Campaign: Davis Returns to School
Team Wendy working on changing narrative
On the gubernatorial campaign trail this week, the subjects at issue were a Texas smorgasbord: public school funding, medical marijuana, "third-world" insults, and even more handguns for everybody. Just another week on the stump.
In a brief press conference Monday morning outside the ACC Rio Grande campus, Democrat Wendy Davis called on her GOP opponent, Attorney General Greg Abbott, to "move to settle" the current public school funding lawsuit. "Now is the time to end this mess," she said. "It's time to move forward."

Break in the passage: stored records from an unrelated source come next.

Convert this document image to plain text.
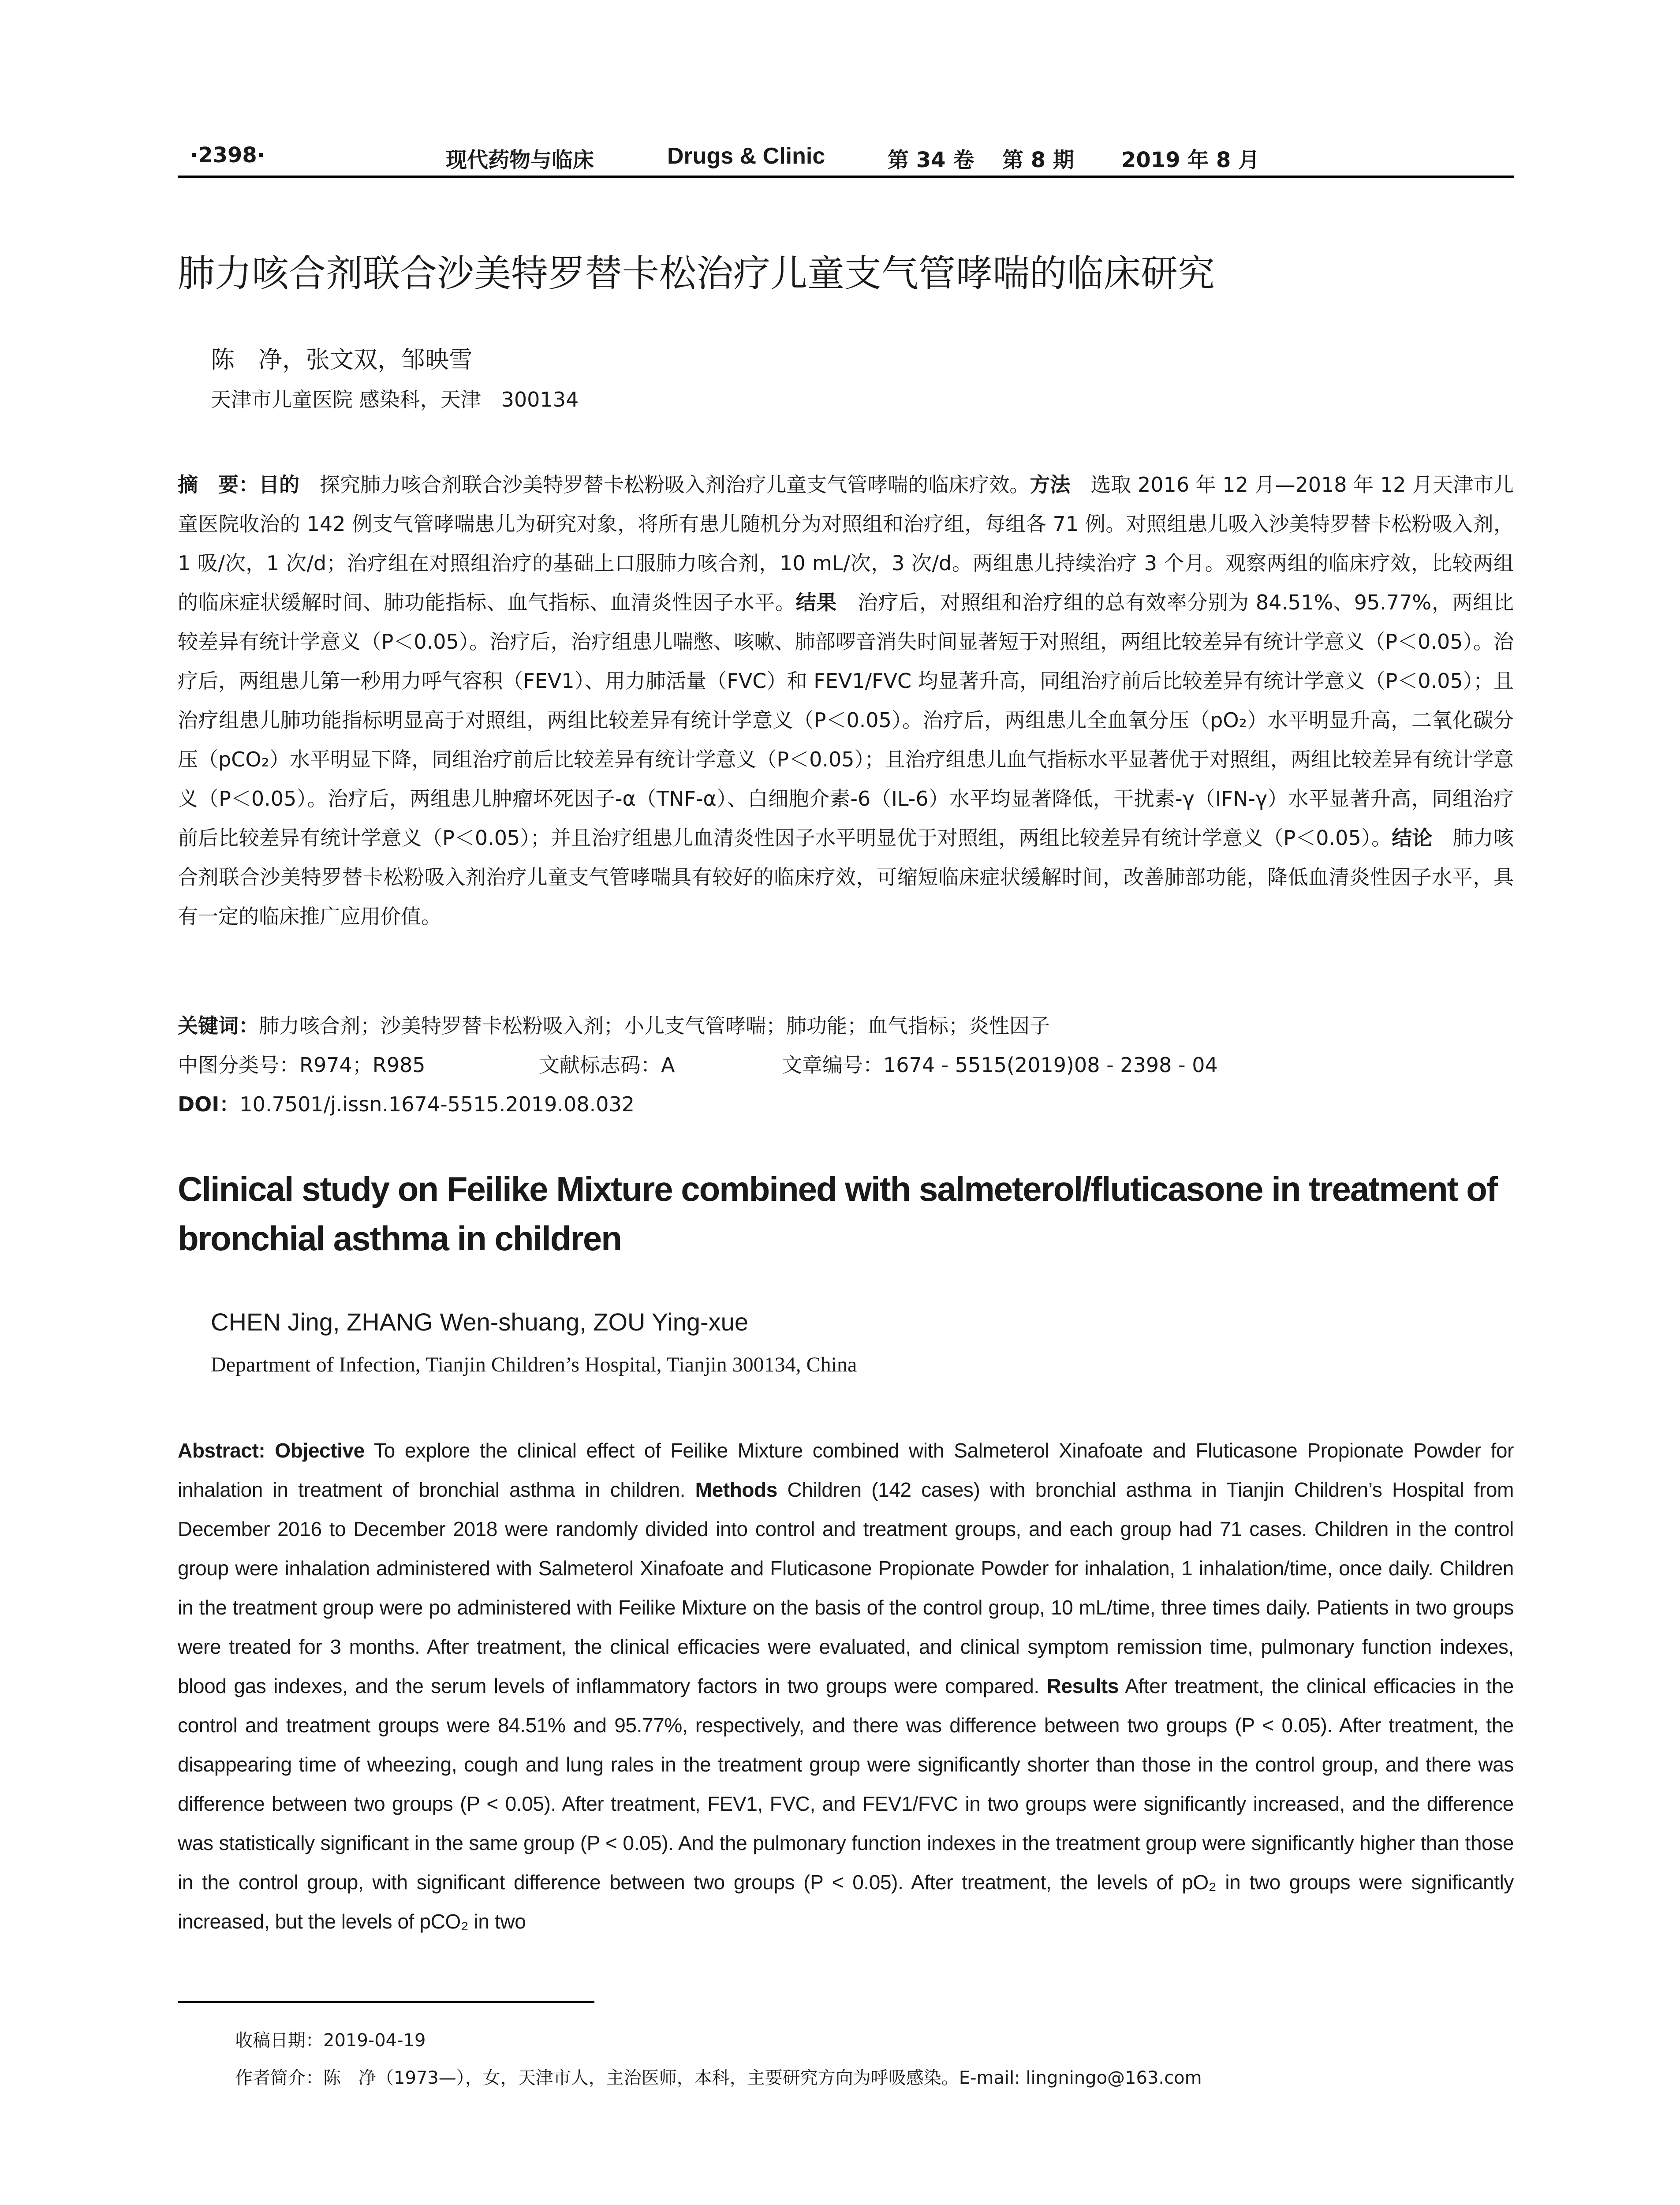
·2398·	现代药物与临床	Drugs & Clinic	第 34 卷 第 8 期 2019 年 8 月
肺力咳合剂联合沙美特罗替卡松治疗儿童支气管哮喘的临床研究
陈　净，张文双，邹映雪
天津市儿童医院 感染科，天津　300134

摘　要：目的　探究肺力咳合剂联合沙美特罗替卡松粉吸入剂治疗儿童支气管哮喘的临床疗效。方法　选取 2016 年 12 月—2018 年 12 月天津市儿童医院收治的 142 例支气管哮喘患儿为研究对象，将所有患儿随机分为对照组和治疗组，每组各 71 例。对照组患儿吸入沙美特罗替卡松粉吸入剂，1 吸/次，1 次/d；治疗组在对照组治疗的基础上口服肺力咳合剂，10 mL/次，3 次/d。两组患儿持续治疗 3 个月。观察两组的临床疗效，比较两组的临床症状缓解时间、肺功能指标、血气指标、血清炎性因子水平。结果　治疗后，对照组和治疗组的总有效率分别为 84.51%、95.77%，两组比较差异有统计学意义（P＜0.05）。治疗后，治疗组患儿喘憋、咳嗽、肺部啰音消失时间显著短于对照组，两组比较差异有统计学意义（P＜0.05）。治疗后，两组患儿第一秒用力呼气容积（FEV1）、用力肺活量（FVC）和 FEV1/FVC 均显著升高，同组治疗前后比较差异有统计学意义（P＜0.05）；且治疗组患儿肺功能指标明显高于对照组，两组比较差异有统计学意义（P＜0.05）。治疗后，两组患儿全血氧分压（pO₂）水平明显升高，二氧化碳分压（pCO₂）水平明显下降，同组治疗前后比较差异有统计学意义（P＜0.05）；且治疗组患儿血气指标水平显著优于对照组，两组比较差异有统计学意义（P＜0.05）。治疗后，两组患儿肿瘤坏死因子-α（TNF-α）、白细胞介素-6（IL-6）水平均显著降低，干扰素-γ（IFN-γ）水平显著升高，同组治疗前后比较差异有统计学意义（P＜0.05）；并且治疗组患儿血清炎性因子水平明显优于对照组，两组比较差异有统计学意义（P＜0.05）。结论　肺力咳合剂联合沙美特罗替卡松粉吸入剂治疗儿童支气管哮喘具有较好的临床疗效，可缩短临床症状缓解时间，改善肺部功能，降低血清炎性因子水平，具有一定的临床推广应用价值。

关键词：肺力咳合剂；沙美特罗替卡松粉吸入剂；小儿支气管哮喘；肺功能；血气指标；炎性因子

中图分类号：R974；R985

	文献标志码：A

	文章编号：1674 - 5515(2019)08 - 2398 - 04

DOI：10.7501/j.issn.1674-5515.2019.08.032
Clinical study on Feilike Mixture combined with salmeterol/fluticasone in treatment of bronchial asthma in children
CHEN Jing, ZHANG Wen-shuang, ZOU Ying-xue
Department of Infection, Tianjin Children’s Hospital, Tianjin 300134, China

Abstract: Objective To explore the clinical effect of Feilike Mixture combined with Salmeterol Xinafoate and Fluticasone Propionate Powder for inhalation in treatment of bronchial asthma in children. Methods Children (142 cases) with bronchial asthma in Tianjin Children’s Hospital from December 2016 to December 2018 were randomly divided into control and treatment groups, and each group had 71 cases. Children in the control group were inhalation administered with Salmeterol Xinafoate and Fluticasone Propionate Powder for inhalation, 1 inhalation/time, once daily. Children in the treatment group were po administered with Feilike Mixture on the basis of the control group, 10 mL/time, three times daily. Patients in two groups were treated for 3 months. After treatment, the clinical efficacies were evaluated, and clinical symptom remission time, pulmonary function indexes, blood gas indexes, and the serum levels of inflammatory factors in two groups were compared. Results After treatment, the clinical efficacies in the control and treatment groups were 84.51% and 95.77%, respectively, and there was difference between two groups (P < 0.05). After treatment, the disappearing time of wheezing, cough and lung rales in the treatment group were significantly shorter than those in the control group, and there was difference between two groups (P < 0.05). After treatment, FEV1, FVC, and FEV1/FVC in two groups were significantly increased, and the difference was statistically significant in the same group (P < 0.05). And the pulmonary function indexes in the treatment group were significantly higher than those in the control group, with significant difference between two groups (P < 0.05). After treatment, the levels of pO₂ in two groups were significantly increased, but the levels of pCO₂ in two

收稿日期：2019-04-19
作者简介：陈　净（1973—），女，天津市人，主治医师，本科，主要研究方向为呼吸感染。E-mail: lingningo@163.com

Reading from a prepared statement, Davis briefly described the history of the 2011 legislative spending cuts, the lawsuit brought by a coalition of about 600 underfunded school districts, and the partial restoration of school funding by the 2013 Legislature. State Judge John Dietz has already declared the current state of school funding inadequate under the Texas constitution; he's reviewing the 2013 legislative decisions in anticipation of an updated ruling in the next month or two. "So here we are," said Davis, "locked in a legal battle that everyone, except General Abbott, seems to know is over. He's defending the indefensible."
On the campaign trail, Abbott has declined to comment on the lawsuit or school funding, saying he cannot do so as counsel to the state, obligated to defend state legislation. Davis noted that a lawyer has an obligation to counsel his client on a rational course of action, and concluded, "The simple fact is, Greg Abbott needs to stop this nonsense. He needs to stop defending the indefensible. He needs to settle this case. And, as a candidate for governor, he needs to tell us what he'd do to improve our public schools."
Asked what such a settlement might look like, Davis said Abbott could recommend to the Lege that it address the "broken" school funding formulas – in a special session if necessary – and respond to Dietz's ruling with the adequate funding for public schools. She said there are sufficient resources to address the problem – pointing specifically to the Rainy Day Fund – and noting that Dietz cited "$10 billion" as a working target for adequate funding. Since the Legislature cut more than $5 billion from schools in 2011, and restored only $3.4 billion in 2013, Davis said much work needs to be done, and it should begin with Abbott settling the suit and making recommendations to the Legislature.
In response to questions, Davis also defended her support for "open carry" of handguns – saying it should be a local decision, including on university campuses, noting that she had proposed such an amendment when the open-carry legislation was considered. She also revisited Abbott's recent remark about "third-world" corruption along the Texas border. Without directly criticizing Abbott, Davis said public officials need to be sensitive in speaking about border communities. "Words matter," she said, "and words have an impact." (Abbott has since said he was describing corruption "wherever [it] is found," not just in the Rio Grande Valley.)
And in a discussion with the Dallas Morning News editorial board this week, Davis said medical marijuana "should be allowed for," and that the state should consider decriminalization of minor pot possession (echoing earlier remarks by Gov. Rick Perry). In response, the Abbott campaign issued a statement reiterating the attorney general's support for existing drug laws.